The vendor-default pref file is shipped correctly: `/usr/lib/firefox-fourier/defaults/preferences/rockchip-fourier-defaults.js` contains the three required prefs (`widget.dmabuf.force-enabled`, `media.hardware-video-decoding.force-enabled`, `media.ffvpx-hw.enabled` all `true`) per `marfrit-packages#8`. So C7 is "ready to run, just needs a compositor."
## State to carry forward to iter2+
**Carries (state):**
- Backend source pin `7ac934e` (iter38b)
- Hand-build over the broken CI package binary remains the install method until `marfrit-packages#17` is fixed
- Source clips in `~/measurements/encoded/` on ampere (5 codecs encoded, immutable)
- Per-codec C4 floors as refined above (VP8 ≥ 1.000, MPEG-2 ≥ 0.9997, H.264 documented)
- Reboot authorization for ampere when v4l2 stack wedges (per Phase 0 operator decision)

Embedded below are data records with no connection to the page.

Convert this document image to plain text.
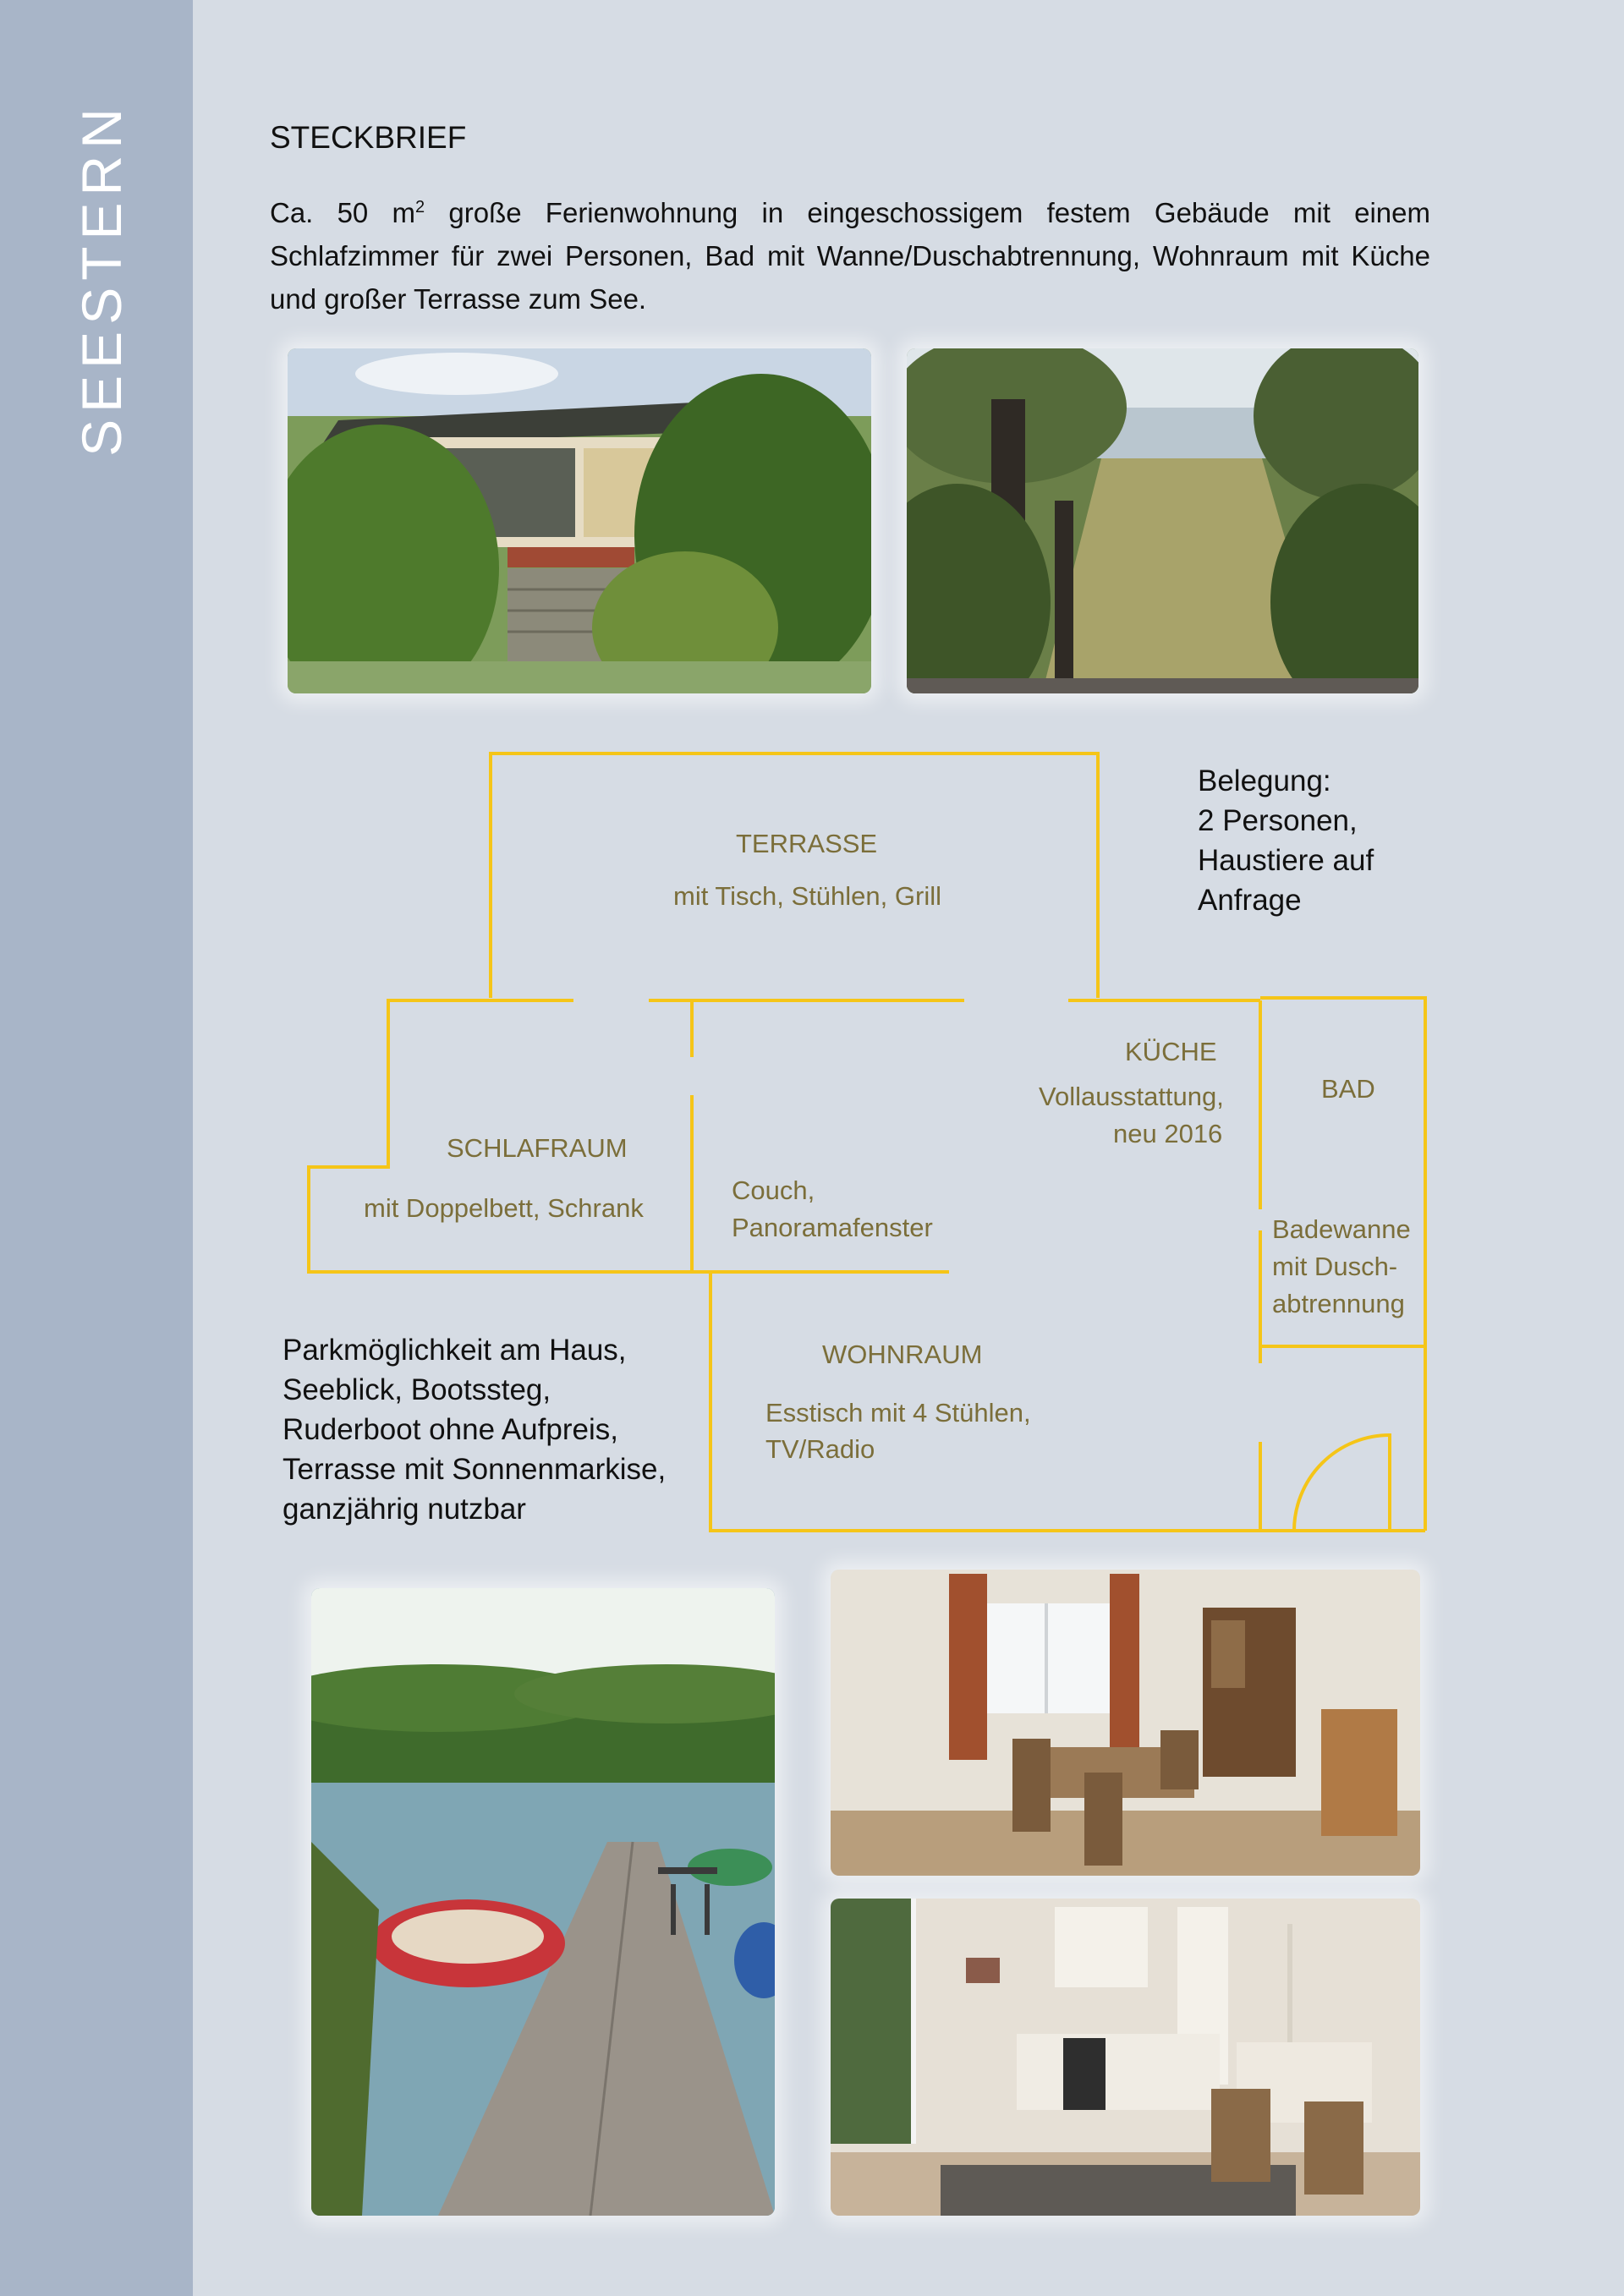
SEESTERN	STECKBRIEF
Ca. 50 $m^2$ große Ferienwohnung in eingeschossigem festem Gebäude mit einem Schlafzimmer für zwei Personen, Bad mit Wanne/Duschabtrennung, Wohnraum mit Küche und großer Terrasse zum See.
TERRASSE
mit Tisch, Stühlen, Grill
KÜCHE
Vollausstattung,
neu 2016
BAD
Badewanne
mit Dusch-
abtrennung
SCHLAFRAUM
mit Doppelbett, Schrank
Couch,
Panoramafenster
WOHNRAUM
Esstisch mit 4 Stühlen,
TV/Radio
Belegung:
2 Personen,
Haustiere auf
Anfrage
Parkmöglichkeit am Haus,
Seeblick, Bootssteg,
Ruderboot ohne Aufpreis,
Terrasse mit Sonnenmarkise,
ganzjährig nutzbar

**Does NOT carry (data):**
- The Phase 3 N=3 FPS numbers are iter1-anchor only. iter2/3/4 measure their own anchors per their Phase 1 success criteria, with the iter1 N=3 mean as **reference history**.
**New work items unblocked by iter1 close:**
- iter2: HEVC fix experiment via kernel-agent#11
- iter3: VP9 enablement experiment via kernel-agent#12
- iter4: AV1 backend iter39 via libva-v4l2-request-fourier#2
- (potential) UX sub-iteration to validate C7 once a compositor is up on ampere
## What did NOT happen in iter1 (for clarity)
- No code changes to libva backend, mpv-fourier, ffmpeg-v4l2-request-fourier, firefox-fourier, kernel.
- No `pacman -Syu` on ampere (deliberate per Phase 2 constraint 1; libva hand-build override would have been silently reverted).
- No SDDM auto-login configuration (would have been scope creep; C7 deferred instead).
- No re-encoding of test clips (immutable for the campaign).
## Phase 8 hand-off
Memory entry will distill the iter1 lesson: campaigns on a new host with a known-good backend benefit from a "characterize-and-baseline" iteration *before* any change-the-system iteration; the baseline establishes the floor that change-iterations regress against, and surfaces blockers as separate issue threads rather than letting them conflate into the change-iteration's debug loop.